Cathare ou pas, canicule ou pas, il va falloir grimper. En ce jour de juin brûlé de soleil, on lève le nez vers la forteresse de Montségur (Ariège), depuis le pied du pog, autrement dit le piton qui lui donne son nom. Deux cents mètres de dénivelé, sur un sentier tortueux de pierres glissantes. Mais en haut, à 1 200 mètres, le méritant trouve sa récompense : les vieilles pierres d’un château de légende, et un panorama à perte de vue sur le pays d’Olmes, les pics de Soularac et de Saint-Barthélemy, les forêts et les vallées se découpant sur la ligne bleue de l’horizon.
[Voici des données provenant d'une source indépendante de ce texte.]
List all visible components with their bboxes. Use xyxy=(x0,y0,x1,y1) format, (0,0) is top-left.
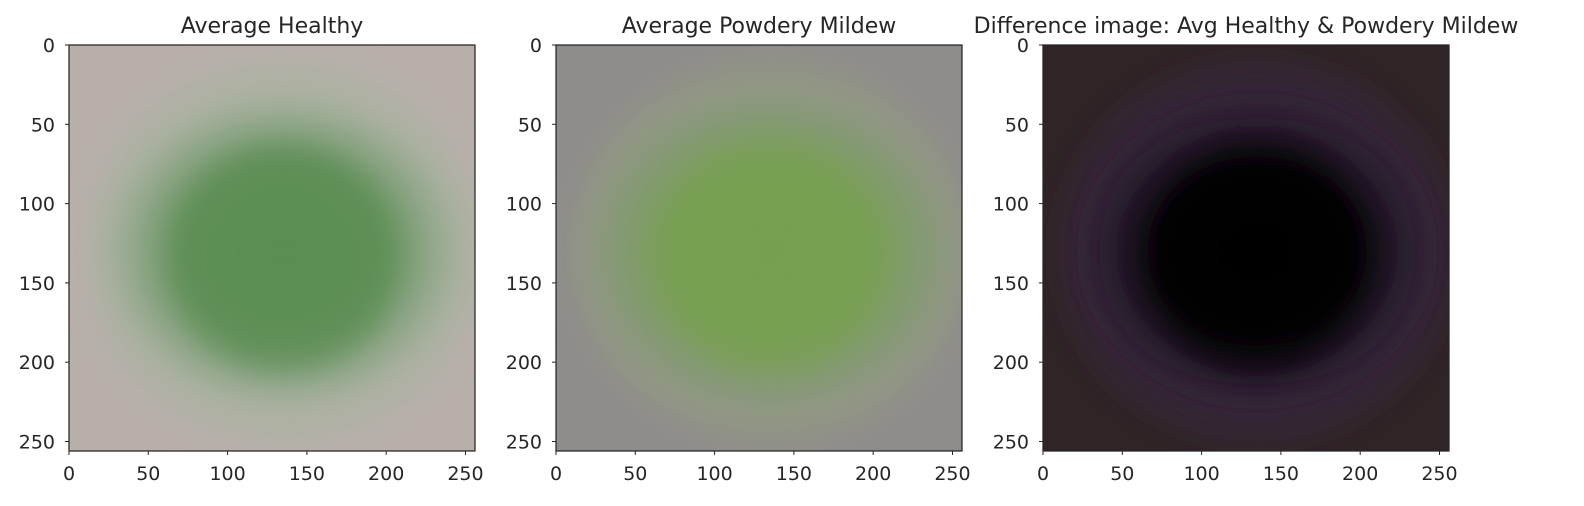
y-tick-label: 250 xyxy=(506,431,542,453)
y-tick-label: 200 xyxy=(19,352,55,374)
x-tick-label: 50 xyxy=(1110,463,1134,485)
y-tick-label: 100 xyxy=(19,194,55,216)
axes-frame xyxy=(1042,44,1450,452)
x-tick-label: 200 xyxy=(1342,463,1378,485)
x-tick-label: 50 xyxy=(136,463,160,485)
x-tick-label: 150 xyxy=(1263,463,1299,485)
y-tick-label: 0 xyxy=(1017,35,1029,57)
chart-title: Average Healthy xyxy=(181,14,364,39)
y-tick-label: 100 xyxy=(993,194,1029,216)
y-tick-label: 0 xyxy=(530,35,542,57)
x-tick-label: 0 xyxy=(550,463,562,485)
y-tick-label: 100 xyxy=(506,194,542,216)
x-tick-label: 100 xyxy=(696,463,732,485)
x-tick-label: 250 xyxy=(1421,463,1457,485)
y-tick-label: 200 xyxy=(993,352,1029,374)
panel-healthy: Average Healthy 0 50 100 150 200 250 0 50 100 150 2… xyxy=(19,14,484,485)
x-tick-label: 250 xyxy=(447,463,483,485)
y-tick-label: 250 xyxy=(993,431,1029,453)
panel-difference: Difference image: Avg Healthy & Powdery … xyxy=(974,14,1519,485)
x-tick-label: 200 xyxy=(368,463,404,485)
image-healthy xyxy=(69,45,475,451)
x-tick-label: 150 xyxy=(776,463,812,485)
axes-frame xyxy=(68,44,476,452)
y-tick-label: 150 xyxy=(993,273,1029,295)
x-tick-label: 0 xyxy=(63,463,75,485)
x-tick-label: 100 xyxy=(1183,463,1219,485)
panel-mildew: Average Powdery Mildew 0 50 100 150 200 250 0 50… xyxy=(506,14,971,485)
axes-frame xyxy=(555,44,963,452)
y-tick-label: 150 xyxy=(506,273,542,295)
y-tick-label: 150 xyxy=(19,273,55,295)
x-tick-label: 150 xyxy=(289,463,325,485)
y-tick-label: 50 xyxy=(1005,114,1029,136)
x-tick-label: 50 xyxy=(623,463,647,485)
y-tick-label: 50 xyxy=(31,114,55,136)
image-difference xyxy=(1043,45,1449,451)
x-tick-label: 250 xyxy=(934,463,970,485)
image-mildew xyxy=(556,45,962,451)
x-tick-label: 0 xyxy=(1037,463,1049,485)
x-tick-label: 200 xyxy=(855,463,891,485)
x-tick-label: 100 xyxy=(209,463,245,485)
y-tick-label: 200 xyxy=(506,352,542,374)
chart-title: Difference image: Avg Healthy & Powdery … xyxy=(974,14,1519,39)
chart-title: Average Powdery Mildew xyxy=(622,14,897,39)
y-tick-label: 250 xyxy=(19,431,55,453)
y-tick-label: 0 xyxy=(43,35,55,57)
y-tick-label: 50 xyxy=(518,114,542,136)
La légende et l’histoire, ici, se sont tellement imbriquées depuis le XIIe siècle que l’on ressent une forme de nostalgie à se dire que ces murs de pierre, qui se confondent avec le rocher dans lequel ils s’enracinent, n’ont de cathares que le nom qu’on leur a longtemps donné. Depuis 2013, le département de l’Aude, en association avec l’Ariège où se trouve Montségur, s’est lancé dans un long processus pour faire entrer au Patrimoine mondial de l’Unesco huit de ces châteaux dits « cathares », du nom de ces mouvements chrétiens considérés comme « hérétiques » par l’Eglise catholique. Et patatras ! Un mythe s’est écroulé.